Neurodiversity is a term that describes difference based on neurological attributes. Most commonly attributed to those with Autism or Asperger Syndrome, it asserts that this difference is a natural part of human development that should be respected and appreciated.

Many people with autism have the ability to see things in ways that most of us do not. They often have strong ability at systematizing and seeing logic and rules and patterns where others do not. But, they struggle socially. The set of social rules that most of learn so easily at a young age are foreign to many people with autism. Imagine you were dropped in a foreign country where you were expected to know all the conventions, traditions and ways of interacting. You would want to get it right. You wouldn’t want to offend someone, to do something wrong, to say something wrong. You would likely feel on edge and be anxious about doing something wrong or saying something wrong. You would spend your time watching others, reading books about the culture, reading websites about tradition and you would try to use your intellectual part of your brain to figure out this foreign culture.
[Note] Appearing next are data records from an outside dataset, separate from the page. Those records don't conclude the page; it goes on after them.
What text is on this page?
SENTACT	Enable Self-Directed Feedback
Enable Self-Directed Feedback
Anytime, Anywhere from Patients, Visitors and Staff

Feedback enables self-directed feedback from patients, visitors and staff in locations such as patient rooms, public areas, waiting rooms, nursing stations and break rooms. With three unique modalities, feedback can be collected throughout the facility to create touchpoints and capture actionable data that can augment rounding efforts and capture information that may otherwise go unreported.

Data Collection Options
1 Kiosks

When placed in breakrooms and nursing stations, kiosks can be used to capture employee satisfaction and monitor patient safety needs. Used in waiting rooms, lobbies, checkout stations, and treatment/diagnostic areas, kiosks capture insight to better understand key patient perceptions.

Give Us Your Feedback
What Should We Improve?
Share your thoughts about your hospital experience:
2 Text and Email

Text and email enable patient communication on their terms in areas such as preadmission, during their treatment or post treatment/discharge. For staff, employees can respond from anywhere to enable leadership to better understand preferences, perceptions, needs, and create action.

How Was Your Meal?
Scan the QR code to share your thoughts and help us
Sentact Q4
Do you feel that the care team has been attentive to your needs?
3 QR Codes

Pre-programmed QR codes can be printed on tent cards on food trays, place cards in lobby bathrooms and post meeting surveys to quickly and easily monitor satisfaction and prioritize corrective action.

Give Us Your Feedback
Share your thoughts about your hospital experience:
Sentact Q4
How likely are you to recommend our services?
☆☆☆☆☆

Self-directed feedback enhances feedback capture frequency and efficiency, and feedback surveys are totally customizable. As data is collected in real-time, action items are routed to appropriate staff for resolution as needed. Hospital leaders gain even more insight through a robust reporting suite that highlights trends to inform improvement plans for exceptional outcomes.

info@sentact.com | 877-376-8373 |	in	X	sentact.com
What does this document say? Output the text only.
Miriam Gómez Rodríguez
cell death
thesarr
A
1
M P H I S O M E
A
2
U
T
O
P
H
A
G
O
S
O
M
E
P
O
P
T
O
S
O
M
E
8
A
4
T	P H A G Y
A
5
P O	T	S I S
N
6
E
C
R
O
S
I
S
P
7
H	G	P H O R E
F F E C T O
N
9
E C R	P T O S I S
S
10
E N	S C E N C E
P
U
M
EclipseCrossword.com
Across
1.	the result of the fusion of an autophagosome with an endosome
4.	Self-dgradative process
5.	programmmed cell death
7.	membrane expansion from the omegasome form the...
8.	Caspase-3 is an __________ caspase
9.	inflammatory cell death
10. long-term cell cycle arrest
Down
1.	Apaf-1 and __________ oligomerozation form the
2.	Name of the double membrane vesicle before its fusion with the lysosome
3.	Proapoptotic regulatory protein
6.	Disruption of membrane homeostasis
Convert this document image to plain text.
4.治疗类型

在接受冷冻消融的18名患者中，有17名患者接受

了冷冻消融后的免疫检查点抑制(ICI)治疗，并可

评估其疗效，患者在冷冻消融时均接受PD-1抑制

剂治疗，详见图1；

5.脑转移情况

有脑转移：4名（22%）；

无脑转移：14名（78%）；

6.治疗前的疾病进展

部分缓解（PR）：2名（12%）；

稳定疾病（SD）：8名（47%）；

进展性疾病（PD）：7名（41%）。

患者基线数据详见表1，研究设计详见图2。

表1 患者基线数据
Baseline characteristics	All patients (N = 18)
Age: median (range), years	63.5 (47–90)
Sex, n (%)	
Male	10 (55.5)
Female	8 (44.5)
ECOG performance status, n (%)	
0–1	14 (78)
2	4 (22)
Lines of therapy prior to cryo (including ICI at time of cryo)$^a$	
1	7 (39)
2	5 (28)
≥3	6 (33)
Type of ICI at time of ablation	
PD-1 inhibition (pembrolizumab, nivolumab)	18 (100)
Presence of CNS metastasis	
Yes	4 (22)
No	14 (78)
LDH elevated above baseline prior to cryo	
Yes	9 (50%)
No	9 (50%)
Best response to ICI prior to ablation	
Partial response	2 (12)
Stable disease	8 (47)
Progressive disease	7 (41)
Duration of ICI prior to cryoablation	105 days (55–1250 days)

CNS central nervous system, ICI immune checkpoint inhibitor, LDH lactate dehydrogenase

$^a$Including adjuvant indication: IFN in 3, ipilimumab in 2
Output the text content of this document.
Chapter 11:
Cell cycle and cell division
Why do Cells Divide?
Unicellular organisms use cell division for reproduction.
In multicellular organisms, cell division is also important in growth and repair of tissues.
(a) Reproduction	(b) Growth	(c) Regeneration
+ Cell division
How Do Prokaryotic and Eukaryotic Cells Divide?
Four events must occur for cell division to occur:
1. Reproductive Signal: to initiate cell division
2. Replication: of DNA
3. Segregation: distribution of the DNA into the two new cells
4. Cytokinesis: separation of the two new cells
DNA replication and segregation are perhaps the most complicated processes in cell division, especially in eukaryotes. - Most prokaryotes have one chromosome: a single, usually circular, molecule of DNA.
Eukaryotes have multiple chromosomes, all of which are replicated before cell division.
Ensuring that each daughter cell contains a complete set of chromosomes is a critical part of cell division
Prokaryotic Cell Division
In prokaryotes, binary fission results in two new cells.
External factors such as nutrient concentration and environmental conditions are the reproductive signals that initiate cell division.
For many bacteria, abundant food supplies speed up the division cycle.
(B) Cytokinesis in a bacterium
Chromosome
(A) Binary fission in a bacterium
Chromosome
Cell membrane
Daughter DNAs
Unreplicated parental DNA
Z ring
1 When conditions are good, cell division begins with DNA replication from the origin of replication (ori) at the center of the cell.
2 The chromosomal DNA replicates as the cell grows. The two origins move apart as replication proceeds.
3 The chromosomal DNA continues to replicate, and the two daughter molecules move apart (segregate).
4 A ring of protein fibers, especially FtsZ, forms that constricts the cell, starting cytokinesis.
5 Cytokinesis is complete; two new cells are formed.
This is often the life of someone with Autism or Asperger Syndrome.

But it doesn’t mean they are less. It does mean that the challenges of those who are seen to be outside of the norm should be seen through a lens of acceptance, understanding and openness. Their struggles in a world where difference is sometimes viewed as less are real. I compel you that the next time you encounter a person who may not behave the way you expect to look at their way of being as different, but not less. Do not pity them, but do give them the patience and understanding they deserve.

To quote Temple Grandin, doctor of animal sciences and a professor, a woman with Autism, and advocate for persons with autism, “After all, the really social people did not invent the first stone spear. It was probably invented by an Aspie who chipped away at rocks while the other people socialized around the campfire. Without autism traits we might still be living in caves."